Was wir uns beim Anblick eines Samenkorns vorstellen können, wird zur greifbaren Wirklichkeit, nachdem das Korn in guten Boden gesät wurde und die Bedingungen in der Umgebung günstige sind. Nach der Aussaat werden wir uns darauf konzentrieren, dass die Umgebungsverhältnisse für die keimende Saat ideal sind. Um die einzelnen Körner ansich kümmern wir uns nicht, wohl aber um alles andere. Die Pflanze wird sich in geeigneten Verhältnissen von selbst aus dem Samen entwickeln. Und nun noch einmal die vorhin bereits gestellte Frage: Was entwickelt sich? Lesen Sie diese Frage jetzt noch einmal, Wort für Wort, ganz langsam.

Übertragen wir das Bild vom Gärtnern auf den Menschen, gewinnen wir eine ganz besondere Sicht auf die potenziell mögliche Art des Umgangs miteinander. Statt nämlich von unseren Mitmenschen direkt etwas zu verlangen oder sie in eine bestimmte Richtung zu lenken, könnten wir Bedingungen des Erlebens und der Einsicht schaffen, unter denen sich der Mensch ebenso „von selbst” entwickelt wie eine Pflanze aus ihrer Saat. So eine Grundhaltung würde nicht nur die Pädagogik verändern, sondern das ganze soziale Miteinander in unserem Leben. Aber es lässt sich auch auf den Umgang anwenden, den wir mit uns selbst pflegen: Manches entwickelt sich von selbst, wenn wir nur für die richtigen Bedingungen sorgen. In dieser Einsicht wurzelt ein uns mögliches Welt- und Selbstvertrauen.
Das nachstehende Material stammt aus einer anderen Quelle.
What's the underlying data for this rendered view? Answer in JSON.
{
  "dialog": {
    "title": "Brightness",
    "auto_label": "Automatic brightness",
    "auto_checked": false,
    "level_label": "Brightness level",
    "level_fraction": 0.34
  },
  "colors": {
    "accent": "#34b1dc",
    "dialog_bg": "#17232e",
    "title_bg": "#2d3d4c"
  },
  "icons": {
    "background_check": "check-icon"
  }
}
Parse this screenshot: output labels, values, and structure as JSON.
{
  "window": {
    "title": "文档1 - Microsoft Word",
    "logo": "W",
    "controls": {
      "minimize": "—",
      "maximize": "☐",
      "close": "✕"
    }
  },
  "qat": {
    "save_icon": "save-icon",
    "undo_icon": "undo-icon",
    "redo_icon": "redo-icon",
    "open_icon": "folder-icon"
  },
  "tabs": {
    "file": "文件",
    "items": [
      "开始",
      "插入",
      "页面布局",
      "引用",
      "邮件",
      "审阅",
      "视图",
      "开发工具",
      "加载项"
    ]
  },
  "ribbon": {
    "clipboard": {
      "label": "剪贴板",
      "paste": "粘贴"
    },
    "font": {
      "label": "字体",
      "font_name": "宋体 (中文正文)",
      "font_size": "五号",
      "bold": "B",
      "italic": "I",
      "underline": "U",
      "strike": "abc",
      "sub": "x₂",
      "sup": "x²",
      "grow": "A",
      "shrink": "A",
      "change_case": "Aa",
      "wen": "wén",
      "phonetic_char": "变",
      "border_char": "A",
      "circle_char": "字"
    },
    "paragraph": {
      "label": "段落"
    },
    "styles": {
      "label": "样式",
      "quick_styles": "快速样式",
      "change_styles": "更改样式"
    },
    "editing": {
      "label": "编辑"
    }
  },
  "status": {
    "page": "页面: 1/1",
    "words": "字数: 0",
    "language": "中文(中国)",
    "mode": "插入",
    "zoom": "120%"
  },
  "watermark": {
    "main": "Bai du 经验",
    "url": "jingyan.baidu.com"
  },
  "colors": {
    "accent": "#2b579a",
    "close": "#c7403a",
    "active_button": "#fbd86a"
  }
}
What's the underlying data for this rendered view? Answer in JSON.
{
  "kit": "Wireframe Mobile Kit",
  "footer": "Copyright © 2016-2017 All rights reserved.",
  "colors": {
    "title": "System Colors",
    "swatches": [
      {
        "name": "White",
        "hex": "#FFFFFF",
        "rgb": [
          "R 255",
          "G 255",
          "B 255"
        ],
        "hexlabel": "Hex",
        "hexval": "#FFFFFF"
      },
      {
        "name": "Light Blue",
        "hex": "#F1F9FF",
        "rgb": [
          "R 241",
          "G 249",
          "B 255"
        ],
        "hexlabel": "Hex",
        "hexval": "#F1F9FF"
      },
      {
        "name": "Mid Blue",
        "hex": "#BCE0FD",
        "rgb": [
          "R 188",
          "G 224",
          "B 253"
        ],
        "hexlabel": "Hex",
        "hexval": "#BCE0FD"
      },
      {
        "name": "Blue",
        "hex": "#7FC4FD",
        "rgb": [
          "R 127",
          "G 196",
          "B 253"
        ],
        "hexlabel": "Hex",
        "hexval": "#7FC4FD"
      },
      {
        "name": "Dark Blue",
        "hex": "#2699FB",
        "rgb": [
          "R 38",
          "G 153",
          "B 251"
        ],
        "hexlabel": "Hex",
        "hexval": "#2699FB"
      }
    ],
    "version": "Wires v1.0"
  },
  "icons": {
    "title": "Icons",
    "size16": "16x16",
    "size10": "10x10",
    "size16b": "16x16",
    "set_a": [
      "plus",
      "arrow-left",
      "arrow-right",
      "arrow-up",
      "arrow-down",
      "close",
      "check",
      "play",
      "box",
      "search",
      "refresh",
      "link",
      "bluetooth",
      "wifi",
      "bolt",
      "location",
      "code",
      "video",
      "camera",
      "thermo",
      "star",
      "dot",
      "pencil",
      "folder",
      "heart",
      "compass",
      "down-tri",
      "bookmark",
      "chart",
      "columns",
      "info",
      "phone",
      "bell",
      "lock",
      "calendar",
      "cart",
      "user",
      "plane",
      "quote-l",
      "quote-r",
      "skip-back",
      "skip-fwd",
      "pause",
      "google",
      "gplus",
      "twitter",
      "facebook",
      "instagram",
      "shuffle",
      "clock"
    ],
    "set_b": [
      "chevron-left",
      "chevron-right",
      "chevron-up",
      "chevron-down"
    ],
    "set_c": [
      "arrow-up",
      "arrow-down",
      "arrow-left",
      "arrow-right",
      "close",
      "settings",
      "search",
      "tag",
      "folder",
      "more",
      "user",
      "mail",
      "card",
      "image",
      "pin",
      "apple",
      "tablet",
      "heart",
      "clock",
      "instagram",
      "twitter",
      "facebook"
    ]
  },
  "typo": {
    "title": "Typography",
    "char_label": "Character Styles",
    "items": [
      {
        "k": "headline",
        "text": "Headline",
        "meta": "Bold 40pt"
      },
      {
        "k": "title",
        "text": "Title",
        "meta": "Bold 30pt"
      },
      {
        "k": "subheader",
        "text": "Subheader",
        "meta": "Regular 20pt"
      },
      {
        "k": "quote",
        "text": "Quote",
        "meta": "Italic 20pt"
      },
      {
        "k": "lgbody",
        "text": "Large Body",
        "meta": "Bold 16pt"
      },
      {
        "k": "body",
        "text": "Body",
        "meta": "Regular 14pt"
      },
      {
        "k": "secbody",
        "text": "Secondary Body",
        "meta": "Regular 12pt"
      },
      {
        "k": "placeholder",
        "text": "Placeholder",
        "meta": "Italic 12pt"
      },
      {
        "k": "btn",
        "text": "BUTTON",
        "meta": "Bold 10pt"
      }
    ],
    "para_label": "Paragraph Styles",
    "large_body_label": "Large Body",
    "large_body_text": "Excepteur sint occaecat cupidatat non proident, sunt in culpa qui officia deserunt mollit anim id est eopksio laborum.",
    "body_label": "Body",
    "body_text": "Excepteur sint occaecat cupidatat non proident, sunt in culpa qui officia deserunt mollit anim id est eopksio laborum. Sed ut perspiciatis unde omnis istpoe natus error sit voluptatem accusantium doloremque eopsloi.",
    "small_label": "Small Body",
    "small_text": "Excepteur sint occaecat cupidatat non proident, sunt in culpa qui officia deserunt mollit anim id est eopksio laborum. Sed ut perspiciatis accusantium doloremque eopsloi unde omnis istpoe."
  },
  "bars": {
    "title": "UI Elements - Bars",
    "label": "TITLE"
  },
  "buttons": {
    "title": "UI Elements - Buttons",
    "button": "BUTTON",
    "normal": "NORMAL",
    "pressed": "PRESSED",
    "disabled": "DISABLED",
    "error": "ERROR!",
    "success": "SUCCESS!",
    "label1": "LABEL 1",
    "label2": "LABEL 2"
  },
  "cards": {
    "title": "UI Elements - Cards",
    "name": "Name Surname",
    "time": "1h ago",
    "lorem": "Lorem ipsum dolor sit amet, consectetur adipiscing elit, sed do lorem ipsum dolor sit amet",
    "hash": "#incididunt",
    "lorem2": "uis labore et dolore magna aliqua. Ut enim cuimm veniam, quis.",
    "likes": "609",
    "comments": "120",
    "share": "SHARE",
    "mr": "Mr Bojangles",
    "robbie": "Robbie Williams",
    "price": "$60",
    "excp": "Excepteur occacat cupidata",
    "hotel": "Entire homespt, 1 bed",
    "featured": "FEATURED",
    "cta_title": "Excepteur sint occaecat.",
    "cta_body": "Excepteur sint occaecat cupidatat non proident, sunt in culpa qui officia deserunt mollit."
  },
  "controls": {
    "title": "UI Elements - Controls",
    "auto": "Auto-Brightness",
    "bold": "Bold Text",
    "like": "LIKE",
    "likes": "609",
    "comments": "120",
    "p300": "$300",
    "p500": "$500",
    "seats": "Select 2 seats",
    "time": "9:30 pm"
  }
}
Fassen wir zusammen: Jeder Mensch kann sich unter den entsprechenden Voraussetzungen entwickeln. Sein Wesen entfaltet sich in seiner Lebenswelt wie das einer Pflanze im Garten. Es kommt darauf an, sich dafür um günstige Bedingungen zu kümmern und sie zu pflegen, alles andere ereignet sich dann bis zu einem gewissen Grad von selbst.

Die Geste: Der Mensch ist nicht nur ein spezielles, separiertes Wesen. Er ist zugleich essenziell mit einem Ganzen verbunden, das ihn fortwährend werden lässt.